Puluhan Mahasiswa Bacakan Sumpah Pemuda 2.0, Suarakan Pergerakan Melawan Politik Dinasti
Beberapa minggu yang lalu, masyarakat Indonesia dibuat kaget dengan hadirnya putusan MK Nomor 90/PUU-XXI/2023. Putusan itu secara terang memutus batasan usia bagi seseorang untuk mencalonkan diri dalam pemilihan presiden dan wakil presiden.
Beragam kebingungan terbesit dalam hati kami. Mengatasnamakan kaum dan generasi kami, putusan haram tersebut hadir dan merusak kepercayaan kami akan Mahkamah Konstitusi.
Para politisi tua tak paham konstitusi pun semakin mengacaukan suasana, dengan menjual nama generasi muda, mereka tak sedikit pun bersuara kontra akan putusan yang membunuh demokrasi dan konstitusi kita.
Hal tersebut menambah guratan panjang kekecewaan kami akan kondisi negeri.
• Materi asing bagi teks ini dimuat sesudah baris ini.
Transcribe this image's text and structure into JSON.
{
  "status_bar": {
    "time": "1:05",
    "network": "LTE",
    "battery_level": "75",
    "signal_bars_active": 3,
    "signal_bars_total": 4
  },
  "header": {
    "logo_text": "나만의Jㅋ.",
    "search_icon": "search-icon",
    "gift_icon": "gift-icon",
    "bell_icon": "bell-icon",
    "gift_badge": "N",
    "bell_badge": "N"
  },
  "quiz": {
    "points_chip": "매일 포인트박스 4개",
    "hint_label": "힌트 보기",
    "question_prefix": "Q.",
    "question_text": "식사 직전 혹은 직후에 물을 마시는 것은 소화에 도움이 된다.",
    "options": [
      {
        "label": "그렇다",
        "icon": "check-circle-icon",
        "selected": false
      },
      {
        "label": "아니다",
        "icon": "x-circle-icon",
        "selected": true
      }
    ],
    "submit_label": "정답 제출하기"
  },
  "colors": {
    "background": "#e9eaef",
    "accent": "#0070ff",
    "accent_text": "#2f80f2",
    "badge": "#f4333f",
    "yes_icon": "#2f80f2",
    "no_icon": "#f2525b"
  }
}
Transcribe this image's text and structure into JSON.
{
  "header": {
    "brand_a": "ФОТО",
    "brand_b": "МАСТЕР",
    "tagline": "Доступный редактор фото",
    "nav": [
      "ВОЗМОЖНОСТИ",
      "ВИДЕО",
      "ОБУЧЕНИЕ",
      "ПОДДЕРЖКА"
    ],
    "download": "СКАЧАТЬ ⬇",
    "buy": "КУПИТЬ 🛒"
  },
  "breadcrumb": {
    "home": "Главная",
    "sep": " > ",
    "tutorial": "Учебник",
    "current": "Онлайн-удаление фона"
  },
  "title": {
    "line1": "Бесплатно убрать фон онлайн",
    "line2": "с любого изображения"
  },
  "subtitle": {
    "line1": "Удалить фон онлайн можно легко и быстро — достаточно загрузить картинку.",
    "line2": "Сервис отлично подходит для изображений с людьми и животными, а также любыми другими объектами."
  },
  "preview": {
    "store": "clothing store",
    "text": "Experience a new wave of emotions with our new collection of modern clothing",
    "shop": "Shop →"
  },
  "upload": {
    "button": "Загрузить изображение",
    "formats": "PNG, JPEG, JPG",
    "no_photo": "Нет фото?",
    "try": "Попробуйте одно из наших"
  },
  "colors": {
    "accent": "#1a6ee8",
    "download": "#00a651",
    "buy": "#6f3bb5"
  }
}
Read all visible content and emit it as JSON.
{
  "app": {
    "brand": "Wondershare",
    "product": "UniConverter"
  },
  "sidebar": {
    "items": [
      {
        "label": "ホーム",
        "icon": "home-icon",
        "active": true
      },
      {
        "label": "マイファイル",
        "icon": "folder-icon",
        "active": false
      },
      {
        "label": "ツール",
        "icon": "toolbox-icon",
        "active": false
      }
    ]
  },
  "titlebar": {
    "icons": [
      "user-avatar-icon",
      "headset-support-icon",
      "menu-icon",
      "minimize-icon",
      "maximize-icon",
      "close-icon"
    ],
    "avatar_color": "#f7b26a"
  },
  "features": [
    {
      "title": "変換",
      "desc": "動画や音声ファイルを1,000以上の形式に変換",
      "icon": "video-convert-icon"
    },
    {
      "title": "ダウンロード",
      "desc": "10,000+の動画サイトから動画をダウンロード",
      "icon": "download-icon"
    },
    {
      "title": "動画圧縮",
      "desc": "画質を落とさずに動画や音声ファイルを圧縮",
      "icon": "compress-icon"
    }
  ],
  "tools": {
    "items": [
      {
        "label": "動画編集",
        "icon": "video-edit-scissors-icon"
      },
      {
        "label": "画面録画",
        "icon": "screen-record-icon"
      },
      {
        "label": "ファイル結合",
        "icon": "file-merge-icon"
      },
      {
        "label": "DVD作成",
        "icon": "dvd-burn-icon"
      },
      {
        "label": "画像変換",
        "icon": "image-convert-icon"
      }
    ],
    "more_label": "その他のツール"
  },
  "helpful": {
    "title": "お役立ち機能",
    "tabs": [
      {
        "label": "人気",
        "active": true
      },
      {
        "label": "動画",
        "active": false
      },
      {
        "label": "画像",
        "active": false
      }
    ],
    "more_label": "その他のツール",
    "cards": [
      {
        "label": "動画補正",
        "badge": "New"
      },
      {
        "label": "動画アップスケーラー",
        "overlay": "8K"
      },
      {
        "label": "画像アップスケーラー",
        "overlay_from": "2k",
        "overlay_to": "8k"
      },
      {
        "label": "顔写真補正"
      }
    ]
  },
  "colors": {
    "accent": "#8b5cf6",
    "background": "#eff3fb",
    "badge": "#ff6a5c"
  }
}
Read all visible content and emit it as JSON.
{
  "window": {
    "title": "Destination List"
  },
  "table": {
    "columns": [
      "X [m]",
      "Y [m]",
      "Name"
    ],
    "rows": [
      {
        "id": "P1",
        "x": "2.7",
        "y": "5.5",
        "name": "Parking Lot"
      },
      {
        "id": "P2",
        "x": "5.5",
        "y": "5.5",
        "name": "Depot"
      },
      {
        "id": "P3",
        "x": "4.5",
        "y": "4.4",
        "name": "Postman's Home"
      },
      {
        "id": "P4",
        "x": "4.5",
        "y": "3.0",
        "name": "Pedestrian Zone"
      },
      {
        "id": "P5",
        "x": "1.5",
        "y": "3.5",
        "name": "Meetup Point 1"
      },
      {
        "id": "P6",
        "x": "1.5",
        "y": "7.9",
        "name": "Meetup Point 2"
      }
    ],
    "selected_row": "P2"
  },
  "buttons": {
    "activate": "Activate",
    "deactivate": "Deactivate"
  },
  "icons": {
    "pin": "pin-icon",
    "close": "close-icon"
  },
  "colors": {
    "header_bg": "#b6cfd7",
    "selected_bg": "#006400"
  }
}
Setelah bertahun-tahun kami dipertontonkan dengan mandeknya penyelesaian pelanggaran HAM masa lalu, bobroknya pemberantasan korupsi, penggunaan alat-alat negara untuk membungkam suara-suara kritis, perampasan tanah-tanah rakyat, dan juga perusakan lingkungan hidup, hari ini trust issue kami semakin diperparah dengan pengkhianatan konstitusi dan juga bangkitnya politik dinasti.